Demetre Daskalakis was named the White House national monkeypox response deputy coordinator in August, serving under FEMA’s Robert Fenton. The doctor has recently gained attention for a less-expected reason: his pentagram tattoos, which some right-wingers have put forth as evidence of a “satanist” identity. Here’s what you need to know about the decidedly un-stodgy public-health expert:
1. He’s got serious credentials.
Daskalakis also serves as director of the CDC division of HIV prevention, and previously he oversaw infectious diseases for the New York City Department of Health and Mental Hygiene, where he helped lead the city’s Covid response.
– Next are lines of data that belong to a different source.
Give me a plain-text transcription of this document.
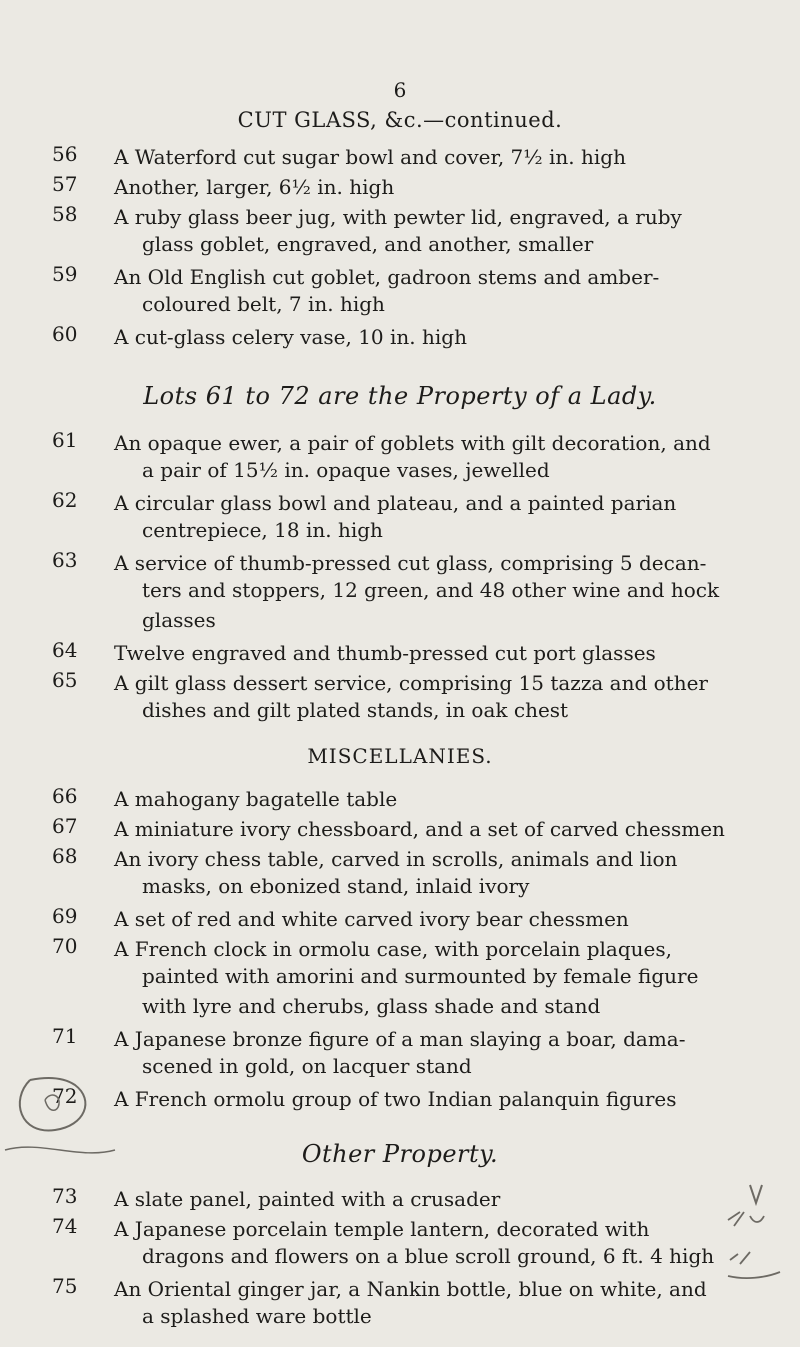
6
CUT GLASS, &c.—continued.
56	A Waterford cut sugar bowl and cover, 7½ in. high
57	Another, larger, 6½ in. high
58	A ruby glass beer jug, with pewter lid, engraved, a ruby
glass goblet, engraved, and another, smaller
59	An Old English cut goblet, gadroon stems and amber-
coloured belt, 7 in. high
60	A cut-glass celery vase, 10 in. high
Lots 61 to 72 are the Property of a Lady.
61	An opaque ewer, a pair of goblets with gilt decoration, and
a pair of 15½ in. opaque vases, jewelled
62	A circular glass bowl and plateau, and a painted parian
centrepiece, 18 in. high
63	A service of thumb-pressed cut glass, comprising 5 decan-
ters and stoppers, 12 green, and 48 other wine and hock
glasses
64	Twelve engraved and thumb-pressed cut port glasses
65	A gilt glass dessert service, comprising 15 tazza and other
dishes and gilt plated stands, in oak chest
MISCELLANIES.
66	A mahogany bagatelle table
67	A miniature ivory chessboard, and a set of carved chessmen
68	An ivory chess table, carved in scrolls, animals and lion
masks, on ebonized stand, inlaid ivory
69	A set of red and white carved ivory bear chessmen
70	A French clock in ormolu case, with porcelain plaques,
painted with amorini and surmounted by female figure
with lyre and cherubs, glass shade and stand
71	A Japanese bronze figure of a man slaying a boar, dama-
scened in gold, on lacquer stand
72	A French ormolu group of two Indian palanquin figures
Other Property.
73	A slate panel, painted with a crusader
74	A Japanese porcelain temple lantern, decorated with
dragons and flowers on a blue scroll ground, 6 ft. 4 high
75	An Oriental ginger jar, a Nankin bottle, blue on white, and
a splashed ware bottle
2. He’s been called a satanist in several right-wing social media posts.
Some conservative posts have called attention to his pentagram tattoo and penchant for donning harnesses that have a similar star shape. Daskalakis says that he is not a satanist. “I wish I were that interesting,” he recently told Politico.
3. He grew up in Virginia.
He’s wanted to become a doctor since he was a kid. Daskalakis attended a Greek Orthodox church in DC and has a Jesus tattoo on his stomach (further contradicting the satanism allegations).
4. He’s known for his connection to communities he aims to serve.
Daskalakis also received a Masters in public health and trained as an HIV doctor. He’s openly gay and been a long-standing advocate for LGBTQIA health. In New York, he was known for going into sex clubs to provide STI testing and education. In his work on monkeypox, Daskalakis has continued to maintain a focus on HIV prevention. In a recent paper, he describes a syndemic, where HIV, STIs, and monkeypox may be found as co-infections in some people. He argues that systems of care should not be isolated.
5. He moved back to DC a few weeks ago.
Daskalakis, along with monkeypox response coordinator Robert Fenton, helped push Biden to declare monkeypox a public health emergency. Going forward, Daskalakis aims to keep up monkeypox vaccine supply, distribute vaccines equitably, and encourage people to get vaccinated.